MessagesHelp.org
Caring After a Suicide Attempt
There is high risk, especially soon after surviving a suicide attempt
About a million people are alive in Australia today who have attempted suicide at some time in their life. The figures are likely to be very similar for Sri Lanka. The early days and weeks after an attempt are a very dangerous time. Ongoing emotional support such as our messages are very protective when they come from multiple people over a prolonged period of time.
Very common
- •Many people attempt suicide and survive; carers are not alone.

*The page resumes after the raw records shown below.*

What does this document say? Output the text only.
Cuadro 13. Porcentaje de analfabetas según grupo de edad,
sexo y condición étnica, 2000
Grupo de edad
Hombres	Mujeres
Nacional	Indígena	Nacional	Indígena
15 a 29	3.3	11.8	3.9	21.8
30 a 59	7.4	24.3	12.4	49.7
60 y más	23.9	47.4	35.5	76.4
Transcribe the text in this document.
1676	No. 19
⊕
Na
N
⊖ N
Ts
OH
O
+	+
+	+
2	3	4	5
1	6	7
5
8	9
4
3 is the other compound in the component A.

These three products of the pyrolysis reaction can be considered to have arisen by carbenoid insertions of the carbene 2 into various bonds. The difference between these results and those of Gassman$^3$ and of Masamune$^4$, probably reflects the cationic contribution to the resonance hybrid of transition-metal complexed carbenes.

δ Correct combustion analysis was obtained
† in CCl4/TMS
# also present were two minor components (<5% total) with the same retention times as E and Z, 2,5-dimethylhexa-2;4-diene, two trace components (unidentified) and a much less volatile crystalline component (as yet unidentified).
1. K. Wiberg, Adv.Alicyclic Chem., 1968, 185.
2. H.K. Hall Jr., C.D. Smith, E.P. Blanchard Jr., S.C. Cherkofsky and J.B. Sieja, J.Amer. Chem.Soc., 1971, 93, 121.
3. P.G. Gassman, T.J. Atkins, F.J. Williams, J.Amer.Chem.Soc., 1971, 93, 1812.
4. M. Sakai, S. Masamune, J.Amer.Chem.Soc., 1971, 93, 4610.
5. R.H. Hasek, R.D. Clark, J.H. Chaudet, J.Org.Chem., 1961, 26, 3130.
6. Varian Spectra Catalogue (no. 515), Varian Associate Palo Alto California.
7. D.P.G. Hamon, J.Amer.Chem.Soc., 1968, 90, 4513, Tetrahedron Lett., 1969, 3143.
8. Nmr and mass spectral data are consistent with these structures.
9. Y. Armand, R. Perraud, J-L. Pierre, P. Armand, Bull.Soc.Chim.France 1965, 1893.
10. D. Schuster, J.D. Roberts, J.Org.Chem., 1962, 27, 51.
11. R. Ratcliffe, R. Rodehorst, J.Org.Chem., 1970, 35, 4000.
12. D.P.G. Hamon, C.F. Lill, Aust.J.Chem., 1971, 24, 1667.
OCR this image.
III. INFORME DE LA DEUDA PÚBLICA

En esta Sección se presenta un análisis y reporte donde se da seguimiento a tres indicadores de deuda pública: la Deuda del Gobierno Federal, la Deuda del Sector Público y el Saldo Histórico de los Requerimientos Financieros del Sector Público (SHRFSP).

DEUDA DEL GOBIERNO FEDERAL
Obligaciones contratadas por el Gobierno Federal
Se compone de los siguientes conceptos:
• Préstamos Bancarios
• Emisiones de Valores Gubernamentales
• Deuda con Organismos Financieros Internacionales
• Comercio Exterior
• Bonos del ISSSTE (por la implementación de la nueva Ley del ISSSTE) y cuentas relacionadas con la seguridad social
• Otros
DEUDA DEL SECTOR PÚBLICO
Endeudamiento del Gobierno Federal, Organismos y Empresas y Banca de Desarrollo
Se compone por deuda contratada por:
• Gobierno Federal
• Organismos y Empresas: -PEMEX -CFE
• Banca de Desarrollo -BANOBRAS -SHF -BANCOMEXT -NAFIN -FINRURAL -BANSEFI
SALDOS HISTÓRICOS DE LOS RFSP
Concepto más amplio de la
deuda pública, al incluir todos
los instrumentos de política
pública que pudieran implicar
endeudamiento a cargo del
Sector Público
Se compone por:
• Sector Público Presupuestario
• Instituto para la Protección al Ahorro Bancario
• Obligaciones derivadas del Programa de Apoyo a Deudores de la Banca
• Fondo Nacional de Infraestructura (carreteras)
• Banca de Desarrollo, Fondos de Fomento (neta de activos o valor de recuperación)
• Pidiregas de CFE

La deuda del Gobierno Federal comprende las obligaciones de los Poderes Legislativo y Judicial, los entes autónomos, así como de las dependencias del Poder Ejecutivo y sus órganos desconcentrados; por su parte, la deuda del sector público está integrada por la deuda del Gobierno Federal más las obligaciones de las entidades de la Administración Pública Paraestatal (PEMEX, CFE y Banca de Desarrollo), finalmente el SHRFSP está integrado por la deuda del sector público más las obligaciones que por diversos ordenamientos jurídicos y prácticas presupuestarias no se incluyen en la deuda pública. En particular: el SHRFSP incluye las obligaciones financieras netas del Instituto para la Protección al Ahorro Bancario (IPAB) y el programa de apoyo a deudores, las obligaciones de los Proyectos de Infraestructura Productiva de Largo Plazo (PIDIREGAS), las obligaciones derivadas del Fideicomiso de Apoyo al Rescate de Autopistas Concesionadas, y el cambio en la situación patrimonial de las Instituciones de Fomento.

- •In Sri Lanka, an estimated ~50,000 attempts per year — about a plane full of people every day.
Reactions after survival
- •Survivors may feel judged, stigmatised, or seen as weak or unstable.
- •Despite this, many are glad to be alive and often say, "I did not know so many people cared."
Emotional pain is the driver
- •Suicide attempts are usually an effort to stop overwhelming emotional pain by losing consciousness.
- •The person often does not know or care whether this will be temporary or permanent.
- •Ongoing protection with strong emotional support from multiple people is crucial until pain settles.
Professional assessment
- •Best practice is at least one professional assessment after an attempt, with ongoing care if appropriate.
- •Family and friends providing repeated, continuing messages are a major support.
- •Medication may help some people, especially if they have depression.
Risks after survival
- •A recent suicide attempt is the strongest predictor of later suicide.
- •There is a 5–10% risk of another attempt, highest in the first 12 months, especially soon after the attempt.
- •Risk is particularly high immediately after discharge from psychiatric care and then gradually reduces over weeks.
- •A 5–10% risk of eventual death by suicide remains in later years.
Early warning signs and safety planning
- •Reviewing warning signs can help earlier action next time.
- •Creating a written safety plan (with warning signs, self-help steps, reasons for living, distractions, and people to contact) is very useful.
- •Discuss with the doctor whether short-term medication to help sleep may be appropriate during intense suicidal thoughts.
- •Evidence shows that multiple connections and also safety plans reduce risks.
Substances
- •Avoid alcohol, marijuana, and other drugs.
- •These reduce self-control and self-preservation, increase impulsivity, and raise danger when someone is still vulnerable.
Helpful question/message
"If our positions were reversed, and I had the problems you have, what would you advise me to do?"